For more on creating a brand for your business, check out these resources:
Worthwhile expense #3: Social media management
Social media is written off as unnecessary by many new business owners simply because they don’t know how to use it. However, with your brand and market research as support, social media becomes much less nebulous.
Investing in a social media management platform like Hootsuite or Buffer is necessary to help execute a targeted posting strategy that regularly engages your customers.
Why it’s worth the money:
You can engage your audience
Consumers are the heart of your brand and your business, and social media is today’s method of building an audience around your product or service.
Find out what networks your target market uses most. Maybe your best bet is LinkedIn and email, or perhaps your business would be better suited to post on Instagram and Pinterest. Building your audience early means you’ll be speaking to an active list of followers that want to hear what you have to say and will spread your message for you.
It helps you build authority
With an audience, you can build authority. Constant learning and sharing with your audience on social media means that over time you’ll become an authority on that topic. When potential customers come looking for your product, they’ll contact you first because you’re a known expert.
It is beneficial to start building authority as soon as possible when starting a new business venture, because with enough authority, your target customers will seek you out—rather than the other way around.
For more on social media marketing, check out these resources:
- How to Choose Which Social Media Platforms Are Right for Your Business
- How to Calculate Social Media Marketing ROI for Your Small Business
- Social Media Response Flow Chart for Small Businesses
Worthwhile expense #4: Company culture
Finally, businesses may wish to save startup money by skimping on building culture. Think of culture as your company’s personality, as seen from those on the inside.
Everything from employee perks to how you work makes up your company culture. Even if you are an office of only one or two, culture still exists and permeates what you do. Building culture is essential in the startup phase of any business because it builds the foundation of your company from the ground up.
Why it’s worth the money:
Employee happiness is vital
A Columbia study showed that the likelihood of an employee leaving an organization with strong culture was only around 14 percent. Loyal, engaged employees are just as valuable to your organization as loyal and engaged customers. These happy workers will give more, and bring in additional happy workers.
So, don’t skimp on coffee. Offering free coffee (good quality, that is!) or a surprise lunch on Friday can boost happiness and engagement levels, strengthening culture and your business simultaneously.
Productivity equals profit
A strong company culture leads to a strong team. Happy, productive employees are more likely to bring up new, innovative ideas for how to do things, helping to create solutions that might not be found in more oppressive workplaces.

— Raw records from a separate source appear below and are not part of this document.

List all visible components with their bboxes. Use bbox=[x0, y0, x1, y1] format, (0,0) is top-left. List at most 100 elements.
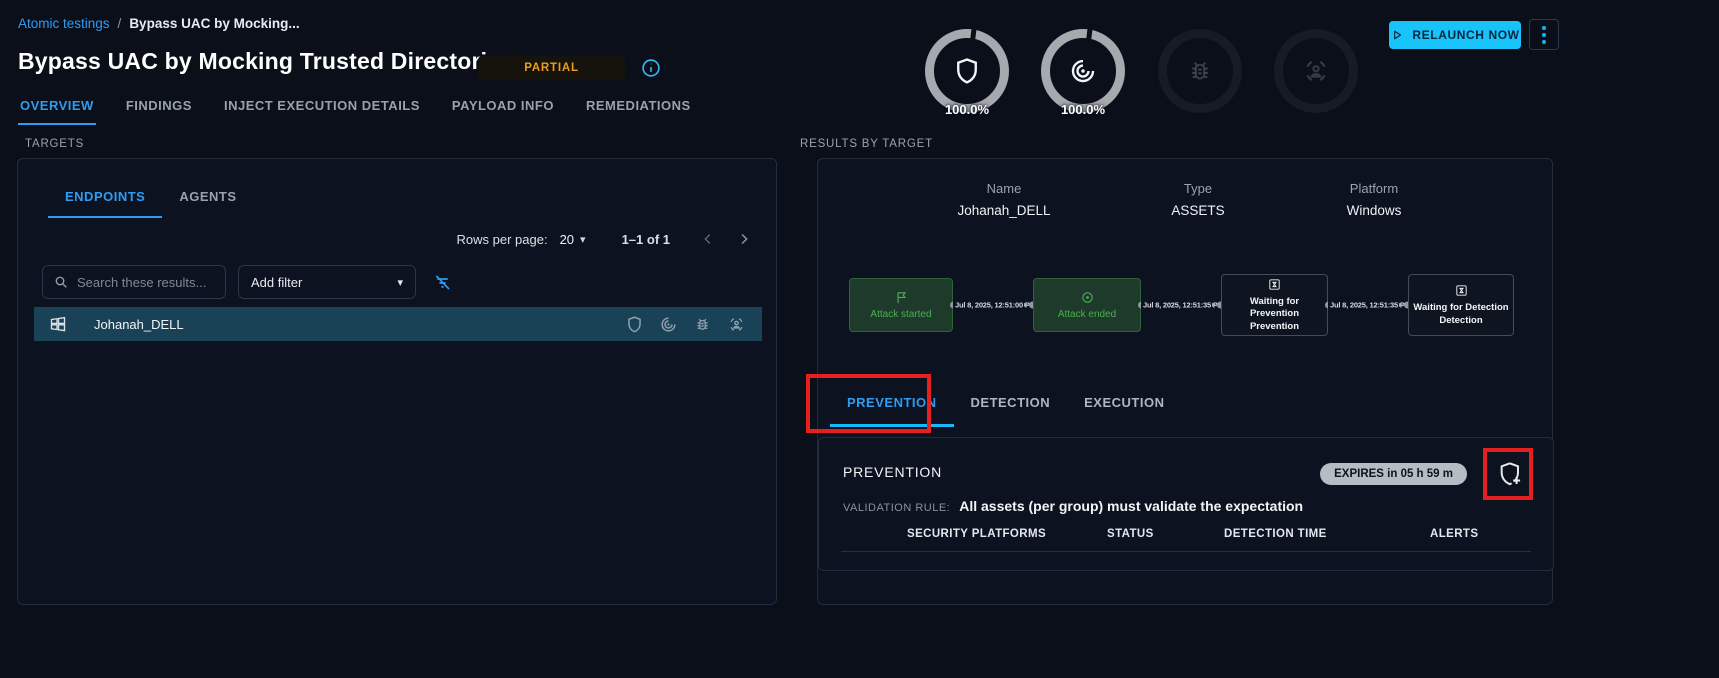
relaunch-now-button[interactable]: RELAUNCH NOW bbox=[1389, 21, 1521, 49]
tab-payload-info[interactable]: PAYLOAD INFO bbox=[450, 94, 556, 125]
tab-prevention[interactable]: PREVENTION bbox=[830, 381, 954, 427]
timeline-node-waiting-detection: Waiting for Detection Detection bbox=[1408, 274, 1514, 336]
more-options-button[interactable] bbox=[1529, 19, 1559, 50]
clear-filters-button[interactable] bbox=[432, 270, 456, 294]
gauge-human-response-score bbox=[1274, 29, 1358, 113]
person-target-icon bbox=[727, 315, 746, 334]
search-icon bbox=[53, 274, 69, 290]
summary-platform-label: Platform bbox=[1347, 181, 1402, 196]
prevention-card: PREVENTION EXPIRES in 05 h 59 m VALIDATI… bbox=[818, 437, 1554, 571]
summary-type-label: Type bbox=[1171, 181, 1224, 196]
endpoint-row-johanah-dell[interactable]: Johanah_DELL bbox=[34, 307, 762, 341]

What’s more, happy employees are more likely to sing the praises of your product or service with free word-of-mouth marketing.
Building a friendly, inclusive culture from day one will set your business on the path to success.
For more on company culture, check out these resources:
- What Defines Your Company Culture?
- Why Culture Is Crucial to Success, and How to Create Your Unique Corporate Culture
- The ROI of High Employee Morale
While it may be tempting to save money on market research, branding, social media, and company culture when starting your business, investing in these areas will pay off many times over with happy employees, happy customers, and a thriving business.